Михаил Успенский - Там, где нас нет
— Да еще в какой беде-то — упавшей скалой перешибло самую хребтину. Это, как мы и думали, не горы, а древняя богатырская застава. Он пришел сюда умирать, как и собирался. Думал заснуть спокойно и навсегда, а теперь терпит муку.
— Что мы можем для него сделать?
— То, что один воин для другого. Вот когда меня неизлечимо ранят, а я попрошу у тебя последний удар — откажешь?
Принц смешался.
— Можно было бы угостить его сон-травой, — соображал богатырь. — Но ведь ее у нас всего ничего, а ему копен десять надо, не меньше…
Святогор с хрустом поднял веки и вытолкнул из себя несколько слов, таких же тяжелых и замшелых.
Жихарь выслушал его, кивнул, взял побратима за руку и подвел к голове Святогора.
— Вот, — поклонился Жихарь и королевичу шею согнул. — Вот мой побратим, называется королевич Яр-Тур. Мы с ним на крови поклялись делить все пополам…
— Что вы собираетесь с ним делать? — шепнул Принц.
— Стой да молчи! Дедушка, ты дохни-то вполсилы, чтобы нам не перебрать, сам понимаешь.
Святогор приподнял голову над камнями, приблизил ее к самым лицам побратимов и фыркнул из ноздрей белесым паром. Запаха у пара не было.
— Дыши глубже, — велел Жихарь Принцу. Яр-Тур все еще ничего не соображал.

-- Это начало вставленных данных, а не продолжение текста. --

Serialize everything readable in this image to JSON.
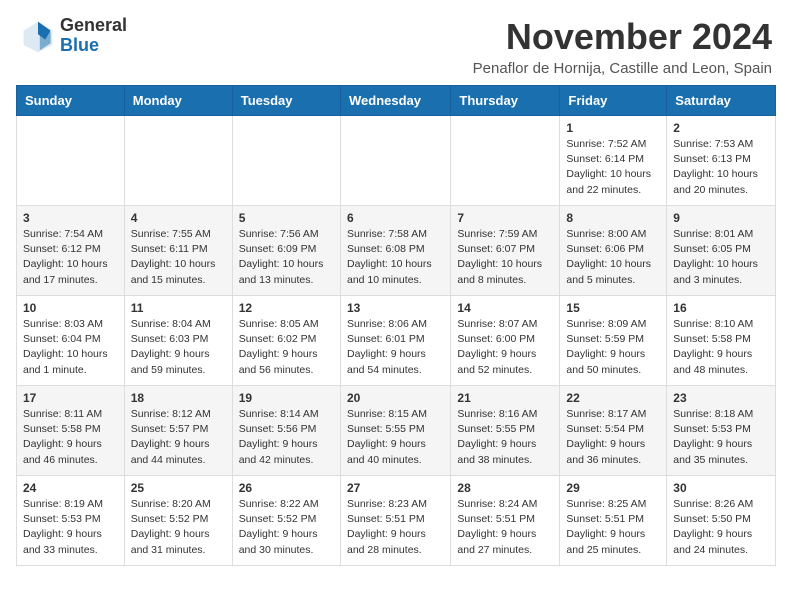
{
  "header": {
    "logo_line1": "General",
    "logo_line2": "Blue",
    "month": "November 2024",
    "location": "Penaflor de Hornija, Castille and Leon, Spain"
  },
  "weekdays": [
    "Sunday",
    "Monday",
    "Tuesday",
    "Wednesday",
    "Thursday",
    "Friday",
    "Saturday"
  ],
  "weeks": [
    [
      {
        "day": "",
        "info": ""
      },
      {
        "day": "",
        "info": ""
      },
      {
        "day": "",
        "info": ""
      },
      {
        "day": "",
        "info": ""
      },
      {
        "day": "",
        "info": ""
      },
      {
        "day": "1",
        "info": "Sunrise: 7:52 AM\nSunset: 6:14 PM\nDaylight: 10 hours\nand 22 minutes."
      },
      {
        "day": "2",
        "info": "Sunrise: 7:53 AM\nSunset: 6:13 PM\nDaylight: 10 hours\nand 20 minutes."
      }
    ],
    [
      {
        "day": "3",
        "info": "Sunrise: 7:54 AM\nSunset: 6:12 PM\nDaylight: 10 hours\nand 17 minutes."
      },
      {
        "day": "4",
        "info": "Sunrise: 7:55 AM\nSunset: 6:11 PM\nDaylight: 10 hours\nand 15 minutes."
      },
      {
        "day": "5",
        "info": "Sunrise: 7:56 AM\nSunset: 6:09 PM\nDaylight: 10 hours\nand 13 minutes."
      },
      {
        "day": "6",
        "info": "Sunrise: 7:58 AM\nSunset: 6:08 PM\nDaylight: 10 hours\nand 10 minutes."
      },
      {
        "day": "7",
        "info": "Sunrise: 7:59 AM\nSunset: 6:07 PM\nDaylight: 10 hours\nand 8 minutes."
      },
      {
        "day": "8",
        "info": "Sunrise: 8:00 AM\nSunset: 6:06 PM\nDaylight: 10 hours\nand 5 minutes."
      },
      {
        "day": "9",
        "info": "Sunrise: 8:01 AM\nSunset: 6:05 PM\nDaylight: 10 hours\nand 3 minutes."
      }
    ],
    [
      {
        "day": "10",
        "info": "Sunrise: 8:03 AM\nSunset: 6:04 PM\nDaylight: 10 hours\nand 1 minute."
      },
      {
        "day": "11",
        "info": "Sunrise: 8:04 AM\nSunset: 6:03 PM\nDaylight: 9 hours\nand 59 minutes."
      },
      {
        "day": "12",
        "info": "Sunrise: 8:05 AM\nSunset: 6:02 PM\nDaylight: 9 hours\nand 56 minutes."
      },
      {
        "day": "13",
        "info": "Sunrise: 8:06 AM\nSunset: 6:01 PM\nDaylight: 9 hours\nand 54 minutes."
      },
      {
        "day": "14",
        "info": "Sunrise: 8:07 AM\nSunset: 6:00 PM\nDaylight: 9 hours\nand 52 minutes."
      },
      {
        "day": "15",
        "info": "Sunrise: 8:09 AM\nSunset: 5:59 PM\nDaylight: 9 hours\nand 50 minutes."
      },
      {
        "day": "16",
        "info": "Sunrise: 8:10 AM\nSunset: 5:58 PM\nDaylight: 9 hours\nand 48 minutes."
      }
    ],
    [
      {
        "day": "17",
        "info": "Sunrise: 8:11 AM\nSunset: 5:58 PM\nDaylight: 9 hours\nand 46 minutes."
      },
      {
        "day": "18",
        "info": "Sunrise: 8:12 AM\nSunset: 5:57 PM\nDaylight: 9 hours\nand 44 minutes."
      },
      {
        "day": "19",
        "info": "Sunrise: 8:14 AM\nSunset: 5:56 PM\nDaylight: 9 hours\nand 42 minutes."
      },
      {
        "day": "20",
        "info": "Sunrise: 8:15 AM\nSunset: 5:55 PM\nDaylight: 9 hours\nand 40 minutes."
      },
      {
        "day": "21",
        "info": "Sunrise: 8:16 AM\nSunset: 5:55 PM\nDaylight: 9 hours\nand 38 minutes."
      },
      {
        "day": "22",
        "info": "Sunrise: 8:17 AM\nSunset: 5:54 PM\nDaylight: 9 hours\nand 36 minutes."
      },
      {
        "day": "23",
        "info": "Sunrise: 8:18 AM\nSunset: 5:53 PM\nDaylight: 9 hours\nand 35 minutes."
      }
    ],
    [
      {
        "day": "24",
        "info": "Sunrise: 8:19 AM\nSunset: 5:53 PM\nDaylight: 9 hours\nand 33 minutes."
      },
      {
        "day": "25",
        "info": "Sunrise: 8:20 AM\nSunset: 5:52 PM\nDaylight: 9 hours\nand 31 minutes."
      },
      {
        "day": "26",
        "info": "Sunrise: 8:22 AM\nSunset: 5:52 PM\nDaylight: 9 hours\nand 30 minutes."
      },
      {
        "day": "27",
        "info": "Sunrise: 8:23 AM\nSunset: 5:51 PM\nDaylight: 9 hours\nand 28 minutes."
      },
      {
        "day": "28",
        "info": "Sunrise: 8:24 AM\nSunset: 5:51 PM\nDaylight: 9 hours\nand 27 minutes."
      },
      {
        "day": "29",
        "info": "Sunrise: 8:25 AM\nSunset: 5:51 PM\nDaylight: 9 hours\nand 25 minutes."
      },
      {
        "day": "30",
        "info": "Sunrise: 8:26 AM\nSunset: 5:50 PM\nDaylight: 9 hours\nand 24 minutes."
      }
    ]
  ]
}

…Они легко взобрались наверх, так же легко наломали скал и стали сбрасывать их вниз, возводя над старым Святогором полагавшийся ему по богатырскому чину курган. Жихарь, волоча к вершине громадную глыбу, даже не запыхался.
— Он не мог умереть, не передав кому-нибудь свою силу, — объяснил Жихарь. — Не всю, конечно, иначе мы бы по горло ушли в землю. Так, а этот валунчик сюда положи. Вот и похоронили по всем правилам…
Яр-Тур никак не мог прийти в себя от внезапно обретенной силы, разглядывал руки и ноги, словно чужие.
— Терпи, — сказал Жихарь. — Теперь другая жизнь начинается. Придется, к примеру, больше есть и пить…
— Сэр Джихар! — обрадовался. Принц. — Да ведь с такой силой меня уж наверняка признают королем!
— Ну, кто о чем, а вшивый о бане! Жалко, нечем тризну справить. А про еду я всерьез. Нам, сильно могучим, голодать никак нельзя — скоро свалимся и мизинным пальцем не двинем. И любой отрок спокойно зарежет.
— Я давно знаю, что за все нужно платить…
— Это хорошо, что знаешь.
И они, возрыдав над старым богатырем по обычаю, спев про трех воронов, пошли дальше, пинками расшвыривая валуны, и шли ходко, Будимир не поспевал.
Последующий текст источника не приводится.